Welcome to the John F. Folinsbee Catalogue Raisonné, which is sponsored by the John F. Folinsbee Art Trust. Established in 1984 by the artist’s widow, the Trust is dedicated to preserving Folinsbee’s artistic legacy and to promoting scholarly examination of his work. We hope the catalogue will foster a greater appreciation for Folinsbee’s work and re-place him in the canon of twentieth-century American art.

When Peter B. Cook asked me in 2004 if I would like to direct the Folinsbee catalogue, I said, "Sure!" Their idea to make the catalogue an online venture, rather than a print publication, intrigued me for the technical challenges it presented as well as the possibilities for making Folinsbee's work more widely accessible—and sooner. Typical catalogues raisonnés take years before they are published, are expensive to produce and purchase, and are often outdated not long after ink hits the paper's surface. The Web, however, provided us with the opportunity to change that paradigm, to make the catalogue of Folinsbee's oeuvre immediately available to the public in a form that would be as current as possible.

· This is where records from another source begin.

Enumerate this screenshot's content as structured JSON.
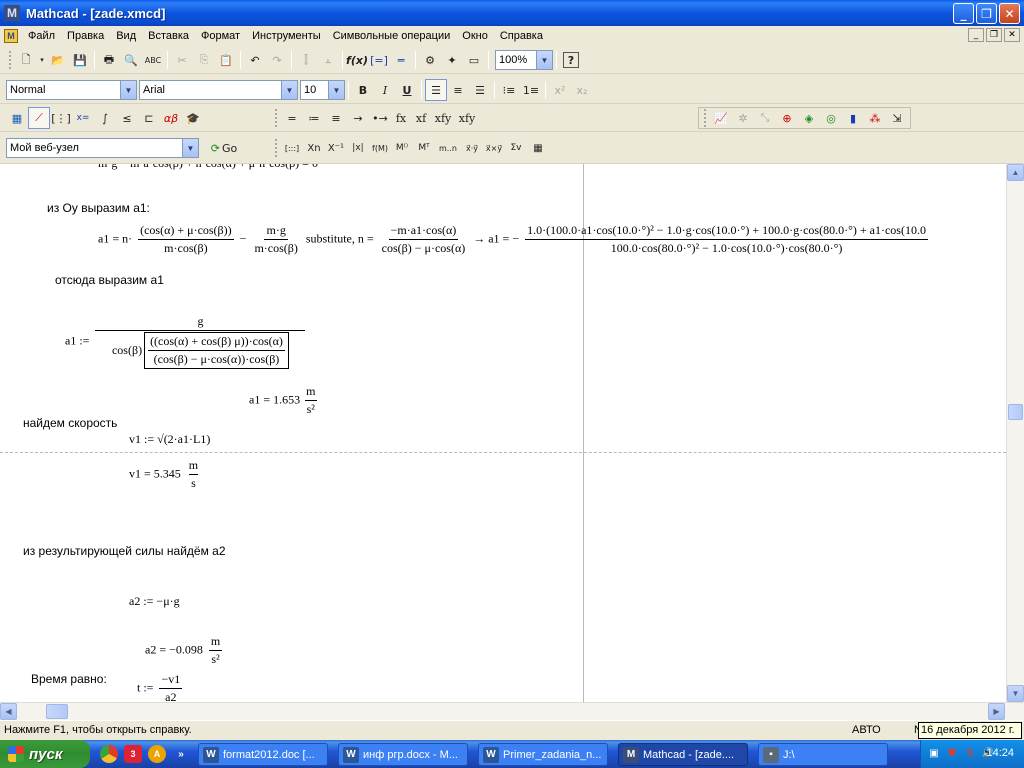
{
  "window": {
    "app_icon": "M",
    "title": "Mathcad - [zade.xmcd]",
    "controls": [
      "_",
      "❐",
      "✕"
    ]
  },
  "menu": {
    "items": [
      "Файл",
      "Правка",
      "Вид",
      "Вставка",
      "Формат",
      "Инструменты",
      "Символьные операции",
      "Окно",
      "Справка"
    ],
    "mdi_controls": [
      "_",
      "❐",
      "✕"
    ]
  },
  "toolbar_standard": {
    "zoom_value": "100%"
  },
  "toolbar_format": {
    "style_value": "Normal",
    "font_value": "Arial",
    "size_value": "10",
    "bold": "B",
    "italic": "I",
    "underline": "U"
  },
  "toolbar_web": {
    "address_value": "Мой веб-узел",
    "go_label": "Go"
  },
  "toolbar_symbolic": {
    "buttons": [
      "=",
      "≔",
      "≡",
      "→",
      "•→",
      "fx",
      "xf",
      "xfy",
      "xfy"
    ]
  },
  "toolbar_matrix": {
    "buttons": [
      "[:::]",
      "Xn",
      "X⁻¹",
      "|x|",
      "f(M)",
      "M⁽⁾",
      "Mᵀ",
      "m..n",
      "x⃗·y⃗",
      "x⃗×y⃗",
      "Σv",
      "▦"
    ]
  },
  "document": {
    "text_oy": "из Оу выразим а1:",
    "eq1": {
      "lhs": "a1 = n·",
      "num1": "(cos(α) + μ·cos(β))",
      "den1": "m·cos(β)",
      "minus": "−",
      "num2": "m·g",
      "den2": "m·cos(β)",
      "substitute": "substitute, n =",
      "num3": "−m·a1·cos(α)",
      "den3": "cos(β) − μ·cos(α)",
      "arrow": "→ a1 = −",
      "rnum": "1.0·(100.0·a1·cos(10.0·°)² − 1.0·g·cos(10.0·°) + 100.0·g·cos(80.0·°) + a1·cos(10.0",
      "rden": "100.0·cos(80.0·°)² − 1.0·cos(10.0·°)·cos(80.0·°)"
    },
    "text_express": "отсюда выразим а1",
    "eq2": {
      "lhs": "a1 :=",
      "num": "g",
      "den_prefix": "cos(β)",
      "inner_num": "((cos(α) + cos(β) μ))·cos(α)",
      "inner_den": "(cos(β) − μ·cos(α))·cos(β)"
    },
    "a1_result": {
      "lhs": "a1 = 1.653",
      "unit_num": "m",
      "unit_den": "s²"
    },
    "text_speed": "найдем скорость",
    "v1_def": "v1 := √(2·a1·L1)",
    "v1_result": {
      "lhs": "v1 = 5.345",
      "unit_num": "m",
      "unit_den": "s"
    },
    "text_force": "из результирующей силы найдём а2",
    "a2_def": "a2 := −μ·g",
    "a2_result": {
      "lhs": "a2 = −0.098",
      "unit_num": "m",
      "unit_den": "s²"
    },
    "text_time": "Время равно:",
    "t_def": {
      "lhs": "t :=",
      "num": "−v1",
      "den": "a2"
    }
  },
  "statusbar": {
    "help": "Нажмите F1, чтобы открыть справку.",
    "mode": "АВТО",
    "num": "N",
    "tooltip": "16 декабря 2012 г."
  },
  "taskbar": {
    "start_label": "пуск",
    "tasks": [
      {
        "label": "format2012.doc [...",
        "icon": "W"
      },
      {
        "label": "инф ргр.docx - M...",
        "icon": "W"
      },
      {
        "label": "Primer_zadania_n...",
        "icon": "W"
      },
      {
        "label": "Mathcad - [zade....",
        "icon": "M"
      },
      {
        "label": "J:\\",
        "icon": "▪"
      }
    ],
    "clock": "14:24"
  }
}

However, as our work on the catalogue progressed, and new research began to reconfigure long-standing approaches to Folinsbee’s work, it became apparent to us that a mere cataloguing venture might not be enough to re-establish his position in the narrative of American art. We are pleased to announce that Folinsbee Considered, the first scholarly examination of Folinsbee’s life and art, has been published by Hudson Hills Press. In addition to sharing what we have discovered about Folinsbee during the course of the past decade, the book includes a selected catalogue of significant landscape paintings, most of which are accompanied by a brief essay.

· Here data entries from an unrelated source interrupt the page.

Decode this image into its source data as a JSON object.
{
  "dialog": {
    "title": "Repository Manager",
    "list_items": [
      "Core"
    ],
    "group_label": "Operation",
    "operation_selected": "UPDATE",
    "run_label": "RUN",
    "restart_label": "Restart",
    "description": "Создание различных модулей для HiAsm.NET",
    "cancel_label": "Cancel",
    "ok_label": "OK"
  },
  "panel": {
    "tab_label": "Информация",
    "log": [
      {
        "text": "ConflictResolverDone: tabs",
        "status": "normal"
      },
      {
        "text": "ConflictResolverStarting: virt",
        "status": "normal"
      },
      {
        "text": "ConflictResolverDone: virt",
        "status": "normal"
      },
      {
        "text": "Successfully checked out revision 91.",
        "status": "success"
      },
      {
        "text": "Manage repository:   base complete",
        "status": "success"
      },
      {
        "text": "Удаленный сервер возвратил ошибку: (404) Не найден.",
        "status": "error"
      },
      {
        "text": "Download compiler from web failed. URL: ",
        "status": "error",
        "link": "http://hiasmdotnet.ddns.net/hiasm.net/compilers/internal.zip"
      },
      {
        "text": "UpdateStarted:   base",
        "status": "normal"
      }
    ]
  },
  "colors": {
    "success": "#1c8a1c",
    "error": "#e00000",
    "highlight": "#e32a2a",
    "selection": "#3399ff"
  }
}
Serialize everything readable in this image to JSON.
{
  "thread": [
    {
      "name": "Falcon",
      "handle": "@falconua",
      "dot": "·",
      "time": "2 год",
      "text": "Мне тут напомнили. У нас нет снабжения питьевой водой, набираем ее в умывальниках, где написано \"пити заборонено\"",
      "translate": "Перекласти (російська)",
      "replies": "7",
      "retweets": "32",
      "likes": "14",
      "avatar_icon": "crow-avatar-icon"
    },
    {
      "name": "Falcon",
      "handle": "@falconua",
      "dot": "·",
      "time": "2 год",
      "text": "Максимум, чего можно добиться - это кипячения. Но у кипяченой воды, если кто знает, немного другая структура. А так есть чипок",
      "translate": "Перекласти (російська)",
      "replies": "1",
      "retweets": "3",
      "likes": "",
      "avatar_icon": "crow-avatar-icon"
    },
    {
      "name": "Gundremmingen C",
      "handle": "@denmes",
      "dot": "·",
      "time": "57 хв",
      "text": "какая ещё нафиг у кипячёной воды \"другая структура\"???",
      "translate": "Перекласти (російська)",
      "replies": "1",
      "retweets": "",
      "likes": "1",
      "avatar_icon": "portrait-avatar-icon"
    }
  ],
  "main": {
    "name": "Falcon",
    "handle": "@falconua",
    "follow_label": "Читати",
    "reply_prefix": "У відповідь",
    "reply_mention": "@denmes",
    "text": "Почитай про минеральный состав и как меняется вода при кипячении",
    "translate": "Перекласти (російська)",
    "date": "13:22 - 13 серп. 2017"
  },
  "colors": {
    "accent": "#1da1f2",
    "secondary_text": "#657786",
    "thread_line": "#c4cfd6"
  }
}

Zero Morning, 1970 (JFF.092)
Zero Morning, 1970 (JFF.092)

Folinsbee began painting and exhibiting around 1912, and finished his last major landscape, Zero Morning (pictured), shortly before his death in 1972. Sixty years is a long period of activity, art historically speaking. When he began his career, American Impressionism, as practiced by artists like Childe Hassam, was still widely popular; Tonalist landscapes, such as those painted by his first teachers, L. Birge Harrison and John Carlson, were still sought by collectors. When he died, the center of attention of American art had moved beyond the representational and into the abstract (and even beyond). While Folinsbee himself did not choose to follow the lead of the younger generation toward abstraction, he did incorporate aspects of modern art—particularly structural ideas learned from an extensive study of Cézanne—into his own work. Beyond Cézanne, Folinsbee did not have much use for modern or contemporary art, and he became increasingly conservative in his views after 1950.

As a scholar of American art, I have found directing the Folinsbee catalogue an enriching experience. I am continually struck with the depth of the artist's work, which, as you will see in the catalogue, is broad and varied. While many artists undergo stylistic changes, what immediately impresses with Folinsbee is that as he explored new paths, his painting in each phase is solidly developed. He wasn't just dabbling or passing through. Through all Folinsbee's work runs a distinctness, a sureness of style, a depth of feeling, and a mastery of palette and brush that is most assuredly his. Russell Lynes called it “reaching through the surface to the heart of the matter;” a critic in 1919 called it “some subtle magic.” The opportunity I have had to closely examine his work and his artistic milieu has inspired me to reassess my own understanding of twentieth-century American art, and I hope it will have a similar effect on those using this catalogue.